I recommend asking it the problem he found it the packet without saying further information such, why does break Meanwhile if this working well by training it can do some complex tasks that cybersecurity analyst take around 15 minutes to find out.

"Tell me what the problem is in this file that I named with what the problem is" doesn't seem like much of a test.

Imagine you create AI agen to automatically do all that for you and report back to you! I have already left this Cyber Security career..after 30 years doing this shit!

A/b with other well known and used ai enhancements led search engines

The one thing AI will not thrive on is cyber security. If this thing hallucinates and misses a serious threat while analyzing packets, the company is done.

Splunk should AI jazzed their software

I _am_ a packet-person... :o

I wonder if it could be jerry rigged into any APIable network ecosystem and eat Mist's lunch

Great stuff

Why did you name the file 'tcpresets'? You gave extra-context, man!

Men you look soo good with Beard ... pls dont do full shave ever ... Thank you for the video

Why no one before do this tests to any other llm !!!!!!! Is not a question

Enable the “deep think R1” flag, then it will try to reason its conclusions

You're not using R1, you're using DeepSeek V3, you need to select R1 to activate it....

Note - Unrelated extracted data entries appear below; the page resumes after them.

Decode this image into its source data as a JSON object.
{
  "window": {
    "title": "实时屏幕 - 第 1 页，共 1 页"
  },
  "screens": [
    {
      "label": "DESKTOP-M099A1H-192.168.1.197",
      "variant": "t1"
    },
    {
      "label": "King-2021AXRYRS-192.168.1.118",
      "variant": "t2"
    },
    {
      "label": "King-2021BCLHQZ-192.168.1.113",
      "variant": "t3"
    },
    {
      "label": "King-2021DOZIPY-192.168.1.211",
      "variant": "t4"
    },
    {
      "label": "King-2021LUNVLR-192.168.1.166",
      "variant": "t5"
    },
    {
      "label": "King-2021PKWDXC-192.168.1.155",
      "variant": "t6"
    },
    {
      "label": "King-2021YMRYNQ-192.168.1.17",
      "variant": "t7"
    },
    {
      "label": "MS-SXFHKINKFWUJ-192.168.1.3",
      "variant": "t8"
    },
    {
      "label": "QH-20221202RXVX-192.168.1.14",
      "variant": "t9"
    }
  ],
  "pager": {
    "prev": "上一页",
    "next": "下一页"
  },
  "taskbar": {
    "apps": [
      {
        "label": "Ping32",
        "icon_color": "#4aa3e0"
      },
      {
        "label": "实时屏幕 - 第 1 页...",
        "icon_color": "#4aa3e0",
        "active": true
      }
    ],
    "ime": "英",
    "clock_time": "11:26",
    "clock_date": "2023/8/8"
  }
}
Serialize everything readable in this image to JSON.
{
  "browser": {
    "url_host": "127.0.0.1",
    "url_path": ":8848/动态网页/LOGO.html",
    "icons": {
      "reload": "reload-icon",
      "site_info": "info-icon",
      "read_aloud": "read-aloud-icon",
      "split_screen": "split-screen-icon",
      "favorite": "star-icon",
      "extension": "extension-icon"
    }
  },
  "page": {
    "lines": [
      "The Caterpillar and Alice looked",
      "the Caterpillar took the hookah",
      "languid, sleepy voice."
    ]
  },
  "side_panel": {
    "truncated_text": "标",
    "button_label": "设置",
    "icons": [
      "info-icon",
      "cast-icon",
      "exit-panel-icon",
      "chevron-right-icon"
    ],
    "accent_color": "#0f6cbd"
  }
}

Helo Cris i lookin g you do this deepsek wit the sharks ande i like. looke good fo me tank you much. so look mor sharks for this deepsek. also my siestes like you hannesom i pushe thies botton an look fo buy shaks you my fient. i like thies anmay be i now won the gifft you tank you. I hav ni poblem fo many monnies buy the sharhs. how much for tis sharks to buy tank you? im like thies vere good tank you cris tank you

It looks like cybersecurity will be cut by 90% like software engineers in a couple of years right ? I see people are so much in denial 😂

All good great until it's found it really Chinese spyware.